Friday, August 8, 2014

How do you read rulebooks?

Now that the 5th Edition Player's Handbook is here (it still feels weird to put that apostrophe in there), at least at those FLGS's who are members of the Wizards Play Network, I wanted to ask a general question. How do you read new rulebooks when you get them?

Do you read them cover-to-cover? Just skim through it and then read the rest in bits and pieces as needed as you play? Something else? Do you mark certain sections as important, or to follow-up later? Do you make margin notes?

Feel free to sound off in the comments. And look for my initial review of the new Player's Handbook later this weekend, once I've had a chance to absorb it.

13 comments:

Andrew said...

I make a character first, learning what I need to know to do that step by step. Then I have a concrete example to apply to further rules.

Derek said...

Normally a section a time, as I need it. I'll skim character creation then make 3-5 characters. Then I'll skim combat and let them beat each other up. Read through skills (if they're used) and figure out how those work. Then read through the game master section.

Callin said...

Depends on if its a new rule set or a revision/edition change. with the 5E rulebook I'll skim it looking for changes. A lot of things do not change or not enough to worry about.

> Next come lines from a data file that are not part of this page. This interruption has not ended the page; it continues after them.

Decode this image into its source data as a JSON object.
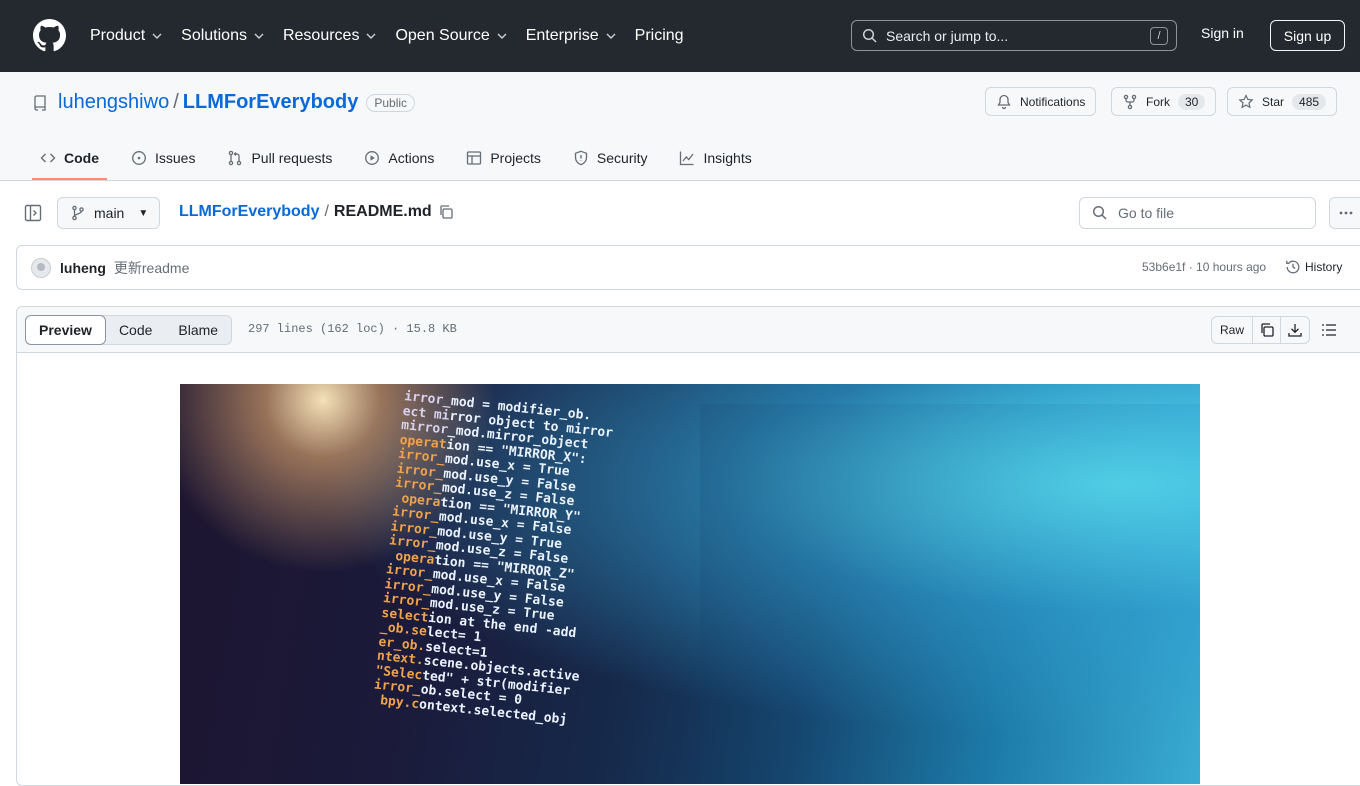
{
  "header": {
    "nav": [
      {
        "label": "Product",
        "dropdown": true
      },
      {
        "label": "Solutions",
        "dropdown": true
      },
      {
        "label": "Resources",
        "dropdown": true
      },
      {
        "label": "Open Source",
        "dropdown": true
      },
      {
        "label": "Enterprise",
        "dropdown": true
      },
      {
        "label": "Pricing",
        "dropdown": false
      }
    ],
    "search_placeholder": "Search or jump to...",
    "search_shortcut": "/",
    "sign_in": "Sign in",
    "sign_up": "Sign up"
  },
  "repo": {
    "owner": "luhengshiwo",
    "separator": "/",
    "name": "LLMForEverybody",
    "visibility": "Public",
    "notifications_label": "Notifications",
    "fork_label": "Fork",
    "fork_count": "30",
    "star_label": "Star",
    "star_count": "485",
    "tabs": [
      "Code",
      "Issues",
      "Pull requests",
      "Actions",
      "Projects",
      "Security",
      "Insights"
    ]
  },
  "file_nav": {
    "branch": "main",
    "repo_link": "LLMForEverybody",
    "separator": "/",
    "file_name": "README.md",
    "goto_placeholder": "Go to file"
  },
  "commit": {
    "author": "luheng",
    "message": "更新readme",
    "meta": "53b6e1f · 10 hours ago",
    "history_label": "History"
  },
  "file_view": {
    "modes": [
      "Preview",
      "Code",
      "Blame"
    ],
    "active_mode": "Preview",
    "info": "297 lines (162 loc) · 15.8 KB",
    "raw_label": "Raw"
  },
  "hero_code": [
    "irror_mod = modifier_ob.",
    "ect mirror object to mirror",
    "mirror_mod.mirror_object",
    "",
    "operation == \"MIRROR_X\":",
    "irror_mod.use_x = True",
    "irror_mod.use_y = False",
    "irror_mod.use_z = False",
    " operation == \"MIRROR_Y\"",
    "irror_mod.use_x = False",
    "irror_mod.use_y = True",
    "irror_mod.use_z = False",
    " operation == \"MIRROR_Z\"",
    "irror_mod.use_x = False",
    "irror_mod.use_y = False",
    "irror_mod.use_z = True",
    "",
    "selection at the end -add",
    "_ob.select= 1",
    "er_ob.select=1",
    "ntext.scene.objects.active",
    "\"Selected\" + str(modifier",
    "irror_ob.select = 0",
    " bpy.context.selected_obj"
  ],
  "colors": {
    "header_bg": "#24292f",
    "link": "#0969da",
    "tab_underline": "#fd8c73"
  }
}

For instance, the equipment section I will likely skip over only paying attention to the layout. Something like equipment I can look at during the game or tell the players to look it up themselves.

Later I if I plan on running the game (which it looks like I will be since my group wants to try 5E) I'll read it cover to cover. Often I'll find something I missed such as Equipment that removes the need for material components for spells.

panzerleader said...

For some reason I always end up flipping to the back and moving to the front on my first pass at new rule books.

Probably because I am left handed...

pataphysician said...

I read rulebooks like instructions manuals: skim it once to know where to find the answers I'll want to find at a later date, then flip through it as needed.

mortellan said...

I definitely skim. There's especially no way I'll read all the spells until I need to. Mostly character creation is focused on, then combat rules obviously.

jdh417 said...

Yeah, what mortellan said. I'm usually looking to see how comprehensible the rules are just by glancing over them. Then I'm looking for things that are new, novel, and innovative. I'll read more in depth if I see something interesting.

Brian Hamilton said...

Skim on the first read-through, then go back and look at things that are either really different or really interesting to me.

And then really focus on what I need when I actually create a character.

Rudy Ralishaz said...

Apparently I’m in the minority here as I treat a new rulebook (or even an update of one) as a novel as much as a gaming book. I read it cover to cover in order first, and then pick back through for interesting, or confusing bits. As for this product I’m planning on picking it up, eventually, as the bare bones rules they released in the free PDF looks pretty promising. Not sure if I’ll actually stir myself out of my usual 2nd edition games to actually try it anytime soon but I am looking forward to picking over its’ bones for interesting chunks to use.

Dan said...

Cover to cover, but skipping stuff like "What is Roleplaying".

tom said...

Depends. I always start with the TOC and index, then the illustrations, if any. Then if it's an update or expansion to a game I know, I jump right in and read cover to cover while comparing to the book(s) it updates.

If it's new to me, I'll typically page through it often back to front, sometimes upside down, just to see what catches my eye. Then I'll read cover to cover, but defer anything that gets boring (like spell/skill/equipment descriptions) for followup study.

biopunk said...

As a player: Read what I need to create & equip a character, skim the rest.

Bupp said...

Cover to cover. Even all the bits with "what is role playing" and such help set the tone of what's in the book.